2sp_startTime := CurrentToString( "%c%y-%m-%d %H:%M:%S:%t%TZ('UTC')" );
3while p_noReceivedSolutions < p_noSubmittedJobs do
4 ! p_noReceivedSolutions is incremented when a sub job callback is processed by pro::messaging::WaitForMessages
5 pro::messaging::WaitForMessages("",0,10/* milli seconds */);
6 sp_now := CurrentToString("%c%y-%m-%d %H:%M:%S:%t%TZ('UTC')");
7 p_elapsedTime := StringToMoment(
8 Format : "%c%y-%m-%d %H:%M:%S:%t%TZ('UTC')",
9 Unit : [s],
10 ReferenceDate : sp_startTime,
11 Timeslot : sp_now);
12 pr_trace(formatString("p_noReceivedSolutions = %i, p_noSubmittedJobs = %i, elapsed = %n",
13 p_noReceivedSolutions, p_noSubmittedJobs, p_elapsedTime ) );
14 if p_elapsedTime > p_timeout then ! waiting loop timed out - some subjob likely not able to present solution.
15 break ;
16 endif ;
17endwhile ;
Remarks:
Line 3: check if sufficient solution have been received.
Line 5: The call to
pro::messaging::WaitForMessages
.The first two arguments are filters on the messages received and handled; respectively on the queue name, and on the type of message. Passing “” and 0 as first two arguments is interpreted as: do not filter on queue and do not filter on type.
The third argument is a timeout. Here 10 milliseconds, corresponding to one tick, is used.
Line 14: Did we exceed the timeout.
Note
The concern mentioned in this section is not a concern for a WinUI or WebUI client session. For such a session, there will be idle time between procedures executed and then the completion callback message is handled.
Best practice considerations
Avoid over structuring
Avoid over structuring into separate jobs. This is because submitting a job has the following steps:
construct input case by calling process
start new process
Compile app, and perform app initialization
transfer input case, Both WinUI caller, and on cloud this may be on different machines!
read input case
actually execute the delegated procedure
write output case
transfer output case to calling process
read output case by calling process
When step 6 is small, the relative overhead of the other steps may be high!
Resource considerations
When multiple processes are actively executing at the same time on a single machine, it is important to avoid thread starvation.
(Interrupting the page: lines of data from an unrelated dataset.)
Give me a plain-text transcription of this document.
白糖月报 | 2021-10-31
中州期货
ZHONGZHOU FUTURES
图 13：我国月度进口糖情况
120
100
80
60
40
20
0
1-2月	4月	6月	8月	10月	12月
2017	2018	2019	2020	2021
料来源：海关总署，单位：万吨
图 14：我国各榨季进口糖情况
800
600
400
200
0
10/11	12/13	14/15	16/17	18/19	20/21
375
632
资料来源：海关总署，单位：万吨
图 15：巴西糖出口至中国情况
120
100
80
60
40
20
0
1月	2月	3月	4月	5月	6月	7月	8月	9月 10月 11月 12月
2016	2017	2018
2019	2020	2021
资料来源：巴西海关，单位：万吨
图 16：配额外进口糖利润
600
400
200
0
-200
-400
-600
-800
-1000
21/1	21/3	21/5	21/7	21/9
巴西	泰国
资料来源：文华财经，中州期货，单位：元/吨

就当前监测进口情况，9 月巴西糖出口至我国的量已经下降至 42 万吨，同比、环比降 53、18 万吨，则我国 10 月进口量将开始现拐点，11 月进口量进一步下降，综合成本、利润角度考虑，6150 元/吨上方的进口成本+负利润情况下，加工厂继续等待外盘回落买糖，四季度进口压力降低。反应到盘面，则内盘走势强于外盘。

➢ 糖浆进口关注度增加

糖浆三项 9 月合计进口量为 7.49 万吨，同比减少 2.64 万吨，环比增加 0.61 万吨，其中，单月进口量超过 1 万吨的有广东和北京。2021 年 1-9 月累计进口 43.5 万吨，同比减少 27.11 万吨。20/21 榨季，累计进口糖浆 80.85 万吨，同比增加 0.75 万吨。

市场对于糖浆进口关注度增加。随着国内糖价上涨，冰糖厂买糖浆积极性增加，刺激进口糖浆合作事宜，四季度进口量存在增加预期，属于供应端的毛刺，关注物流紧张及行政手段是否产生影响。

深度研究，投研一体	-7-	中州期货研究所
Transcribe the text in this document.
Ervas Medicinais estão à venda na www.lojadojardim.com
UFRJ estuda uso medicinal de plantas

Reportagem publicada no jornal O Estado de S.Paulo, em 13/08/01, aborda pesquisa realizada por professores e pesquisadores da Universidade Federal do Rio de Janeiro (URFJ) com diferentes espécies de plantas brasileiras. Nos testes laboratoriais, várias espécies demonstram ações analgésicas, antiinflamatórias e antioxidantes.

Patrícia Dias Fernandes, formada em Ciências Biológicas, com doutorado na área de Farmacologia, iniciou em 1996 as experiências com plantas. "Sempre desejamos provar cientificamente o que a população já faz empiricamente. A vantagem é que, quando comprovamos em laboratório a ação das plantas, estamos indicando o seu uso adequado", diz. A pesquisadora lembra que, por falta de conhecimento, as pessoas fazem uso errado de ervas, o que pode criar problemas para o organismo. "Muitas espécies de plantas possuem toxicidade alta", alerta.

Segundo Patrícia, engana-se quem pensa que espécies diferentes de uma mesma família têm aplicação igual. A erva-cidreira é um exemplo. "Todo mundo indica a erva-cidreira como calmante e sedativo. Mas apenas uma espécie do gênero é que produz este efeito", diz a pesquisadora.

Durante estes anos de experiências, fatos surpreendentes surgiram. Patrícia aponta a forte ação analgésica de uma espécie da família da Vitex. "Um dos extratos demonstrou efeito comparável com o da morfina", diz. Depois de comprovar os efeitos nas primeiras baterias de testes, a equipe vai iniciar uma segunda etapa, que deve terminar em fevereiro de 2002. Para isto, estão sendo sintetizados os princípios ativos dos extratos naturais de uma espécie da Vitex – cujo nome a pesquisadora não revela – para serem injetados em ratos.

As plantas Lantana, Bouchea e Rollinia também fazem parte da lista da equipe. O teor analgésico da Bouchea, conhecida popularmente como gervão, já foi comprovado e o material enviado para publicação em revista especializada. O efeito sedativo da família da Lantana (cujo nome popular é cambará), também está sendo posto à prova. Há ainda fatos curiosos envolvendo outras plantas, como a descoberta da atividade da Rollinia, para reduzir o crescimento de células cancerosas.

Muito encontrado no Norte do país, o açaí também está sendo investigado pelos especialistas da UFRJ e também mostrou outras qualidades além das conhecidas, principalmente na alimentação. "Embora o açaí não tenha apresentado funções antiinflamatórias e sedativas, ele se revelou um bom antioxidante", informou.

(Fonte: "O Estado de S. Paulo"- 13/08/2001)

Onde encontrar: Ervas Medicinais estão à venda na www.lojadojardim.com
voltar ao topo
Please note that Both CPLEX and the AIMMS Execution engine may deploy multiple threads for efficient execution. If there is also parallelization by doing multiple AIMMS PRO jobs simultaneously, thread starvation may occur. When there is thread starvation, the overall performance is likely to be disappointing. Both CPLEX and AIMMS provide option settings that limit the number of threads used:
CPLEX: global_thread_limit
AIMMS: Number_of_execution_threads
Note
For the AIMMS Cloud this consideration is irrelevant. In the AIMMS Cloud each job gets its own docker image. Therefore, such a job can behave as if it is the only active process 😉.